※編集部注:本記事は平成29年度(2017年度)の全国学力テストに関する記事です。平成30年度(2018年度)の参加予定校数は平成30年4月16日、実施後の結果公表に関する文科相コメントは平成30年4月17日に記事化しました。(平成30年4月17日編集部追記)
文部科学省は、全国的に子どもたちの学力状況を把握するため、平成19年度から「全国学力・学習状況調査」、いわゆる全国学力テストを実施している。調査の対象学年は小学6年生と中学3年生。児童生徒への調査に加え、保護者に対する調査も実施した。平成29年度の参加学校数は2万9,850校。平成29年度からは都道府県別の結果に加え、指定都市の調査結果も公表している。
調査の結果、 都道府県別では、秋田県が小中の国語A・Bで1位、石川県が小学国語Bと算数A・B、中学国語Aで1位。福井県は中学国語A、中学数学A・Bで1位となった。

平成29年度 全国学力・学習状況調査の結果 小学生(都道府県別)※中学生は画像ページで紹介
政令市別の正答率を見ると、新潟市が小学国語A・B、算数Aでトップ。新潟市のほか、算数Aは浜松市、堺市が正答率81%で首位になっている。仙台市は中学すべて(国語A・B、数学A・B)で1位。中学数学Aはさいたま市、静岡市、神戸市も正答率68%で1位だった。

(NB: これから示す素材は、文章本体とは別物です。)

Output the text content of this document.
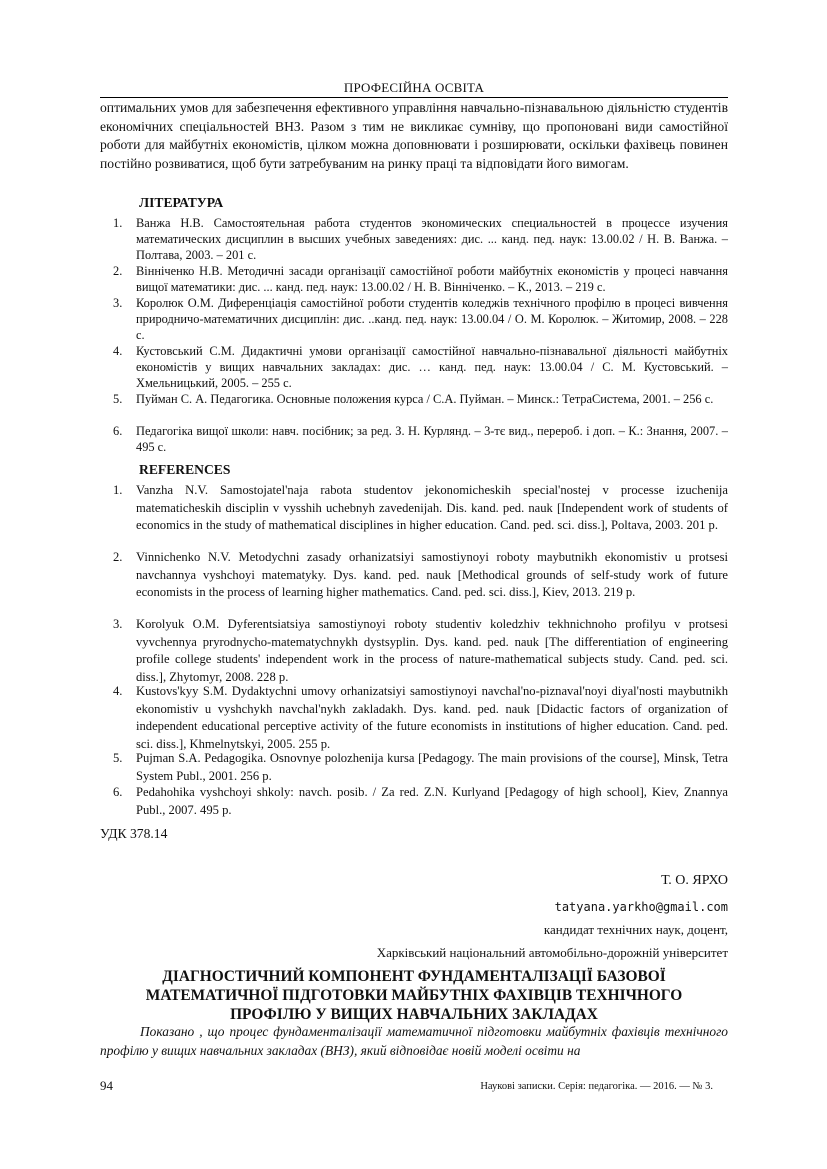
ПРОФЕСІЙНА ОСВІТА
оптимальних умов для забезпечення ефективного управління навчально-пізнавальною діяльністю студентів економічних спеціальностей ВНЗ. Разом з тим не викликає сумніву, що пропоновані види самостійної роботи для майбутніх економістів, цілком можна доповнювати і розширювати, оскільки фахівець повинен постійно розвиватися, щоб бути затребуваним на ринку праці та відповідати його вимогам.
ЛІТЕРАТУРА
1. Ванжа Н.В. Самостоятельная работа студентов экономических специальностей в процессе изучения математических дисциплин в высших учебных заведениях: дис. ... канд. пед. наук: 13.00.02 / Н. В. Ванжа. – Полтава, 2003. – 201 с.
2. Вінніченко Н.В. Методичні засади організації самостійної роботи майбутніх економістів у процесі навчання вищої математики: дис. ... канд. пед. наук: 13.00.02 / Н. В. Вінніченко. – К., 2013. – 219 с.
3. Королюк О.М. Диференціація самостійної роботи студентів коледжів технічного профілю в процесі вивчення природничо-математичних дисциплін: дис. ..канд. пед. наук: 13.00.04 / О. М. Королюк. – Житомир, 2008. – 228 с.
4. Кустовський С.М. Дидактичні умови організації самостійної навчально-пізнавальної діяльності майбутніх економістів у вищих навчальних закладах: дис. … канд. пед. наук: 13.00.04 / С. М. Кустовський. – Хмельницький, 2005. – 255 с.
5. Пуйман С. А. Педагогика. Основные положения курса / С.А. Пуйман. – Минск.: ТетраСистема, 2001. – 256 с.
6. Педагогіка вищої школи: навч. посібник; за ред. З. Н. Курлянд. – 3-тє вид., перероб. і доп. – К.: Знання, 2007. – 495 с.
REFERENCES
1. Vanzha N.V. Samostojatel'naja rabota studentov jekonomicheskih special'nostej v processe izuchenija matematicheskih disciplin v vysshih uchebnyh zavedenijah. Dis. kand. ped. nauk [Independent work of students of economics in the study of mathematical disciplines in higher education. Cand. ped. sci. diss.], Poltava, 2003. 201 p.
2. Vinnichenko N.V. Metodychni zasady orhanizatsiyi samostiynoyi roboty maybutnikh ekonomistiv u protsesi navchannya vyshchoyi matematyky. Dys. kand. ped. nauk [Methodical grounds of self-study work of future economists in the process of learning higher mathematics. Cand. ped. sci. diss.], Kiev, 2013. 219 p.
3. Korolyuk O.M. Dyferentsiatsiya samostiynoyi roboty studentiv koledzhiv tekhnichnoho profilyu v protsesi vyvchennya pryrodnycho-matematychnykh dystsyplin. Dys. kand. ped. nauk [The differentiation of engineering profile college students' independent work in the process of nature-mathematical subjects study. Cand. ped. sci. diss.], Zhytomyr, 2008. 228 p.
4. Kustovs'kyy S.M. Dydaktychni umovy orhanizatsiyi samostiynoyi navchal'no-piznaval'noyi diyal'nosti maybutnikh ekonomistiv u vyshchykh navchal'nykh zakladakh. Dys. kand. ped. nauk [Didactic factors of organization of independent educational perceptive activity of the future economists in institutions of higher education. Cand. ped. sci. diss.], Khmelnytskyi, 2005. 255 p.
5. Pujman S.A. Pedagogika. Osnovnye polozhenija kursa [Pedagogy. The main provisions of the course], Minsk, Tetra System Publ., 2001. 256 p.
6. Pedahohika vyshchoyi shkoly: navch. posib. / Za red. Z.N. Kurlyand [Pedagogy of high school], Kiev, Znannya Publ., 2007. 495 p.
УДК 378.14
Т. О. ЯРХО
tatyana.yarkho@gmail.com
кандидат технічних наук, доцент,
Харківський національний автомобільно-дорожній університет
ДІАГНОСТИЧНИЙ КОМПОНЕНТ ФУНДАМЕНТАЛІЗАЦІЇ БАЗОВОЇ
МАТЕМАТИЧНОЇ ПІДГОТОВКИ МАЙБУТНІХ ФАХІВЦІВ ТЕХНІЧНОГО
ПРОФІЛЮ У ВИЩИХ НАВЧАЛЬНИХ ЗАКЛАДАХ
Показано , що процес фундаменталізації математичної підготовки майбутніх фахівців технічного профілю у вищих навчальних закладах (ВНЗ), який відповідає новій моделі освіти на
94	Наукові записки. Серія: педагогіка. — 2016. — № 3.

平成29年度 全国学力・学習状況調査の結果 小学生(政令指定都市)※中学生は画像ページで紹介
◆3つの授業フレームワーク導入、新潟市の取組み
新潟市は、平成24年から「新潟市が目指す授業づくり」方針を掲げ、小中学校の授業に3つの授業フレームワークを導入。何を学んでいるのかを示す「学習課題」、何を学んで、何をできるようになったのかを振り返る「まとめ」、どのように学んでいるのかを自覚する「振り返り」のある授業を目指している。新潟市教育委員会はこの3つのフレームワークを小中学校の教育現場に広く周知し、授業づくりや小中学生の学力の向上に取り組んできたという。
◆鍵は分析×改善の「PDCA」仙台市の取組み
仙台市教育委員会「学びの連携推進室」担当者によると、今回の結果は「学びのPDCAサイクルにしっかりと、少しずつ取り組んできた成果の現れ」。仙台市教育委員会はこれまで、仙台市内小中学校全児童生徒を対象に独自の「学力標準検査」を実施しており、児童生徒の学力の把握や課題の発見、教員の指導力向上に活用してきた。平成22年2月からは川島隆太教授らが構成する東北大学の研究チームと協働研究を締結し、学習意欲の科学的研究も行っている。教員の指導力向上については、宮城教育大学と立ち上げた「確かな学力研修委員会」と協働し、教員に向けた模擬授業「提案授業」の実践や公開、提案を実施。担当者は、今回の成績は児童生徒と教員、市が一丸となって実現した結果としながらも、今後の課題は「取組みをより広く周知して、(児童生徒だけでなく教員に)知っていただくこと」とコメント。これまでの取組みをまとめた資料の作成や「提案授業」内容をDVD化し、模擬授業を体験できなかった教員にも役立つ情報の活用に努めるとしている。
全国学力テストの結果は、国立教育政策研究所のWebサイト内で閲覧できる。